When Does "Managed Perception" Become Reality? (May 1, 2011)
The Federal Reserve and the Federal government are both desperately attempting to "manage perceptions" of the bogus "recovery" and of their own legitimacy. Can "managed perceptions" replace reality?
The Federal Reserve is quite open about the ultimate purpose of all its machinations: to "manage perceptions" so the citizenry believe the "recovery" is real. The Fed reckons that belief will cause people to start a new debt-consumption orgy that will fuel a self-reinforcing cycle of expansion.
Put another way: the Fed is trying to induce a reanimation of "animal spirits," i.e. a restored faith in future prosperity that inspires households to load up on more debt and buy, buy, buy.
The difference between blatant propaganda and "managing perceptions" is... well, there isn't any.

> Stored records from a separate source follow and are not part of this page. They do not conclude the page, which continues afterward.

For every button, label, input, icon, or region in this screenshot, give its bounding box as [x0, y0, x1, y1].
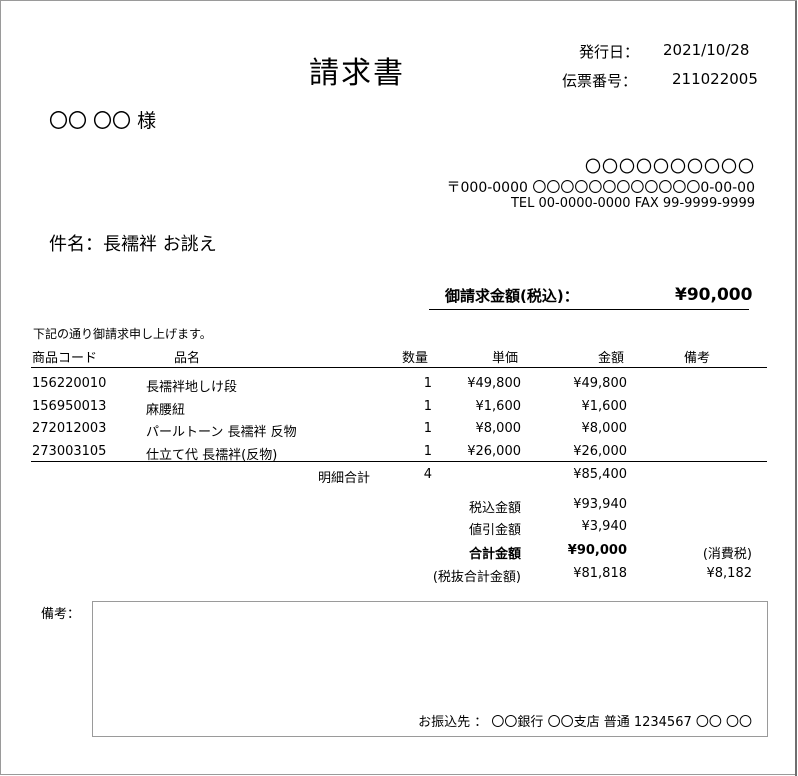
row-name: パールトーン 長襦袢 反物 — [146, 425, 297, 440]
row-qty: 1 — [423, 376, 432, 391]
subject: 件名：長襦袢 お誂え — [49, 234, 217, 255]
consumption-tax-amount: ¥8,182 — [706, 566, 753, 581]
row-unit-price: ¥1,600 — [475, 399, 522, 414]
sender-name: 〇〇〇〇〇〇〇〇〇〇 — [584, 157, 755, 176]
row-unit-price: ¥26,000 — [467, 444, 521, 459]
header-remark: 備考 — [684, 351, 711, 366]
bank-info: お振込先 ： 〇〇銀行 〇〇支店 普通 1234567 〇〇 〇〇 — [418, 715, 752, 730]
row-name: 長襦袢地しけ段 — [146, 380, 238, 395]
discount-label: 値引金額 — [468, 523, 521, 538]
subtotal-amount: ¥85,400 — [573, 467, 627, 482]
total-amount: ¥90,000 — [675, 285, 753, 305]
header-code: 商品コード — [32, 351, 98, 366]
issue-date-label: 発行日： — [579, 43, 640, 61]
row-unit-price: ¥8,000 — [475, 421, 522, 436]
header-unit-price: 単価 — [492, 351, 519, 366]
row-code: 273003105 — [32, 444, 107, 459]
slip-number-label: 伝票番号： — [562, 72, 638, 90]
row-amount: ¥8,000 — [581, 421, 628, 436]
header-qty: 数量 — [402, 351, 429, 366]
total-underline — [429, 309, 749, 310]
sender-contact: TEL 00-0000-0000 FAX 99-9999-9999 — [510, 196, 755, 211]
page-edge — [795, 1, 797, 776]
tax-excl-amount: ¥81,818 — [573, 566, 627, 581]
row-code: 272012003 — [32, 421, 107, 436]
grand-total-label: 合計金額 — [468, 547, 521, 562]
sender-address: 〒000-0000 〇〇〇〇〇〇〇〇〇〇〇〇0-00-00 — [446, 180, 756, 196]
discount-amount: ¥3,940 — [581, 519, 628, 534]
header-name: 品名 — [174, 351, 201, 366]
remarks-label: 備考： — [41, 607, 81, 622]
subtotal-qty: 4 — [423, 467, 432, 482]
issue-date: 2021/10/28 — [663, 41, 750, 59]
consumption-tax-label: (消費税) — [702, 547, 752, 562]
recipient-name: 〇〇 〇〇 様 — [49, 110, 157, 132]
row-qty: 1 — [423, 444, 432, 459]
tax-incl-label: 税込金額 — [468, 501, 521, 516]
row-name: 麻腰紐 — [146, 403, 186, 418]
row-code: 156220010 — [32, 376, 107, 391]
intro-note: 下記の通り御請求申し上げます。 — [33, 327, 212, 341]
rows-rule — [31, 461, 767, 462]
grand-total-amount: ¥90,000 — [567, 543, 627, 558]
slip-number: 211022005 — [672, 70, 758, 88]
row-amount: ¥26,000 — [573, 444, 627, 459]
row-qty: 1 — [423, 421, 432, 436]
row-qty: 1 — [423, 399, 432, 414]
invoice-sheet: 請求書 発行日： 2021/10/28 伝票番号： 211022005 〇〇 〇… — [0, 0, 797, 776]
total-amount-label: 御請求金額(税込)： — [445, 287, 579, 305]
row-amount: ¥1,600 — [581, 399, 628, 414]
row-code: 156950013 — [32, 399, 107, 414]
header-amount: 金額 — [598, 351, 625, 366]
invoice-title: 請求書 — [309, 56, 405, 91]
tax-incl-amount: ¥93,940 — [573, 497, 627, 512]
row-amount: ¥49,800 — [573, 376, 627, 391]
tax-excl-label: (税抜合計金額) — [432, 570, 521, 585]
header-rule — [31, 367, 767, 368]
subtotal-label: 明細合計 — [317, 471, 370, 486]
row-unit-price: ¥49,800 — [467, 376, 521, 391]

The Fed and Federal machinery are both engaged in a massive propaganda campaign to obscure the gargantuan risks implicit in their various trillions-dollar campaigns to mask systemic failure and risk and construct a facade of normalcy and "recovery."

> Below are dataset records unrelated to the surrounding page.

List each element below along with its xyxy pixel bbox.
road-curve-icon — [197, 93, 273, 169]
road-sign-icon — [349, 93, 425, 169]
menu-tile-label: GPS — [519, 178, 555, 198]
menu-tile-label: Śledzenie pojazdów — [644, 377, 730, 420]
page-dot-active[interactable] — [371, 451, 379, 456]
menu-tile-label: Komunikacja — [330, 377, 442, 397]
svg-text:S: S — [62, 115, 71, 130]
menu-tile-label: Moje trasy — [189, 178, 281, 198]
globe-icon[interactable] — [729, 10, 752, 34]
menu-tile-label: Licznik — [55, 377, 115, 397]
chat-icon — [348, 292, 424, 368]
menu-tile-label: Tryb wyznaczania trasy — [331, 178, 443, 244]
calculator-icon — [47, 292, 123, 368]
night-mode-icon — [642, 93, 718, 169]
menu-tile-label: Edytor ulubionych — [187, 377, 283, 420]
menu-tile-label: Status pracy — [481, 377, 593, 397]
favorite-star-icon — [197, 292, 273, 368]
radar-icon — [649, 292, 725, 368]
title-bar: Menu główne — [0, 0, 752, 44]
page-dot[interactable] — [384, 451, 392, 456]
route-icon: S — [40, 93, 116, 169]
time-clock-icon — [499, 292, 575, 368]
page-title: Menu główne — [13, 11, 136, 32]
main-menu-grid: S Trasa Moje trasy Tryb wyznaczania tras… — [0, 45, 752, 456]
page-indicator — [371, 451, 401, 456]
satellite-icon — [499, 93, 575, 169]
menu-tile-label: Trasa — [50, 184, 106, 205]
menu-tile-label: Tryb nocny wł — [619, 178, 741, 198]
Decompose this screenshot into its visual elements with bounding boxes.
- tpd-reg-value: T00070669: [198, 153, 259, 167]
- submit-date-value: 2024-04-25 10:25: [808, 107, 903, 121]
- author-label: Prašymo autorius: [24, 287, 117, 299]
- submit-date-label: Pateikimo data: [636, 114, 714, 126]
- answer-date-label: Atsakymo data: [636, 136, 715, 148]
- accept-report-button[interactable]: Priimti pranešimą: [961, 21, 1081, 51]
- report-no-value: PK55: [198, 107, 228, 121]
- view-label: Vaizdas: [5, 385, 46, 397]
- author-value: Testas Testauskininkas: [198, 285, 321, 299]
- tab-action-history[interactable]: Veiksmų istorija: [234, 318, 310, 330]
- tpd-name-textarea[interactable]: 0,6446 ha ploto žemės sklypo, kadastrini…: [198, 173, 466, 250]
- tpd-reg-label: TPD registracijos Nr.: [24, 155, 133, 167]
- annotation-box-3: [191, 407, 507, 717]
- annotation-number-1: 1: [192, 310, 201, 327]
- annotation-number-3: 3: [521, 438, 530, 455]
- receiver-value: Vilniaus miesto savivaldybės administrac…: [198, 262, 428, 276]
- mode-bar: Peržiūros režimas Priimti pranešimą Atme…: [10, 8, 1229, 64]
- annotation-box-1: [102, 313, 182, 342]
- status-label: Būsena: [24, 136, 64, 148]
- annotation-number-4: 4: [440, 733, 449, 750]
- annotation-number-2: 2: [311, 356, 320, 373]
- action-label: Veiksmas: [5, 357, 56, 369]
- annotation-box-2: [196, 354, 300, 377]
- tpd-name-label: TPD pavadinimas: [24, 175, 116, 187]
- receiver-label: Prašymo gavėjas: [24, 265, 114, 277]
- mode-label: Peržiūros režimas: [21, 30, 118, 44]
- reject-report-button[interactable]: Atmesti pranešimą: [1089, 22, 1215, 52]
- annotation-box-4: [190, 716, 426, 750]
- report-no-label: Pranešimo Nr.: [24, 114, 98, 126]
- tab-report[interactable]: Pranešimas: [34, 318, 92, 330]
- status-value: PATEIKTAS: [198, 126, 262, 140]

Meanwhile, even the staid MSM flagbearer The Economist is noting that America's "leadership" hasn't fixed anything, and has no intention of doing so: What's wrong with America's economy? (Thank you, John R.)
The U.S. economy is "recovering" like a drunk "recovers" by chugging half a bottle of rotgut: the terror of reality is replaced by the warm glow of a new high. The terrible reality is the U.S. economy has been hollowed out by financialization and the dishonesty, fraud and corruption that are the essential components of financialization--a process that invariably leads to a concentration of wealth and power.
This concentration of capital and power then creates more incentives for fraud and corruption, which then reinforces the forces of financialization and so on in a self-reinforcing feedback loop.
The Department of Truth, a.k.a. the Ministry of Propaganda, issues a stream of massaged/manipulated data to support the mind-bending "perception" that the economy is in "a real recovery." Does anyone outside the lapdog mainstream media take the bogus employment statistics seriously? It's so painfully obvious that the "headline unemployment number" is manipulated via removing millions of people from the workforce, and removing the unemployed from the statistical ledger once their benefits expire.
The nation's GDP is a similar concoction of smoke and mirrors. Let's see: the Federal government borrows $1.6 trillion a year and transfers much of it to individuals, where it is then counted as "income."
So if I borrow $50,000 and "pay it to myself," then my $50,000 a year income just doubles to $100,000! Who knew prosperity could be this easy? The MSM sycophants, toadies and aparatchiks on both sides of the political spectrum (basically two sides of the same Imperial piece of paper) wonder why "job growth" is so weak--could it have anything to do with the actual real economy being so weak that only $5 trillion in borrowed Federal money and another $2 trillion in Fed money has kept the economy from imploding?
What with the bogus "recovery," a couple of hot wars and an utterly dysfunctional and corrupt political system, the Ministry of Propaganda has been quite busy of late. Housing has bottomed--once again, for the third time since 2008. And we really really really are exiting Afghanistan and Iraq--soon--please ignore those permanent bases and proxy armies.
It doesn't matter if the Fed or Federal government apparatchiks really believe that managed perceptions can replace reality: they have no choice but to hope perception can become reality. Conventional economists in the Keynesian model have no explanation of what fires "animal spirits"--it is a peculiar mix of faith, trust, hope and confidence.
In other words, faith in the legitimacy of the institutions which report on the economy and in those institutions on which the economy depends. Unfortunately, all these institutions are in tatters: all are in various stages of delegitimization: the Federal oversight agencies, the Fed, Congress, the Executive Branch, the ratings agencies, the financial sector, and of course the lapdog mainstream media.
I once saw a yellowed newspaper from Thanksgiving, 1935. the headlines proclaimed "growth has returned and the worst is over." It was all lies, of course, mere propaganda issued in the abject fear that the populace might become restless if the nation's institutions confirmed what people could see with their own eyes.
When the current stock market bubble pops, the last shreds of the Fed's legitimacy will be blown away. Strip away all the distractions, and the Fed's entire campaign to "restore confidence" and "animal spirits" so that the "recovery" magically becomes "self-sustaining" is based on one thing, and only one thing: the current stock market rally.
The equities rally is the only metric of "success" the Fed can point to that isn't risible. Once the rally implodes, so too does whatever remains of the legitimacy of the Fed and the Federal agencies which have aided and abetted the Fed's unprecedented propaganda campaign to replace economic reality with happy-happy "managed perceptions."
The "news" is always good, because who knows what the people might do if the flimsy
official facades sway in the breeze of truth and then collapse in a heap? They might
demand new leadership and systemic changes that would disrupt the cozy Status Quo
partnership of cartel-crony Capitalism, Wall Street and the Central State fiefdoms.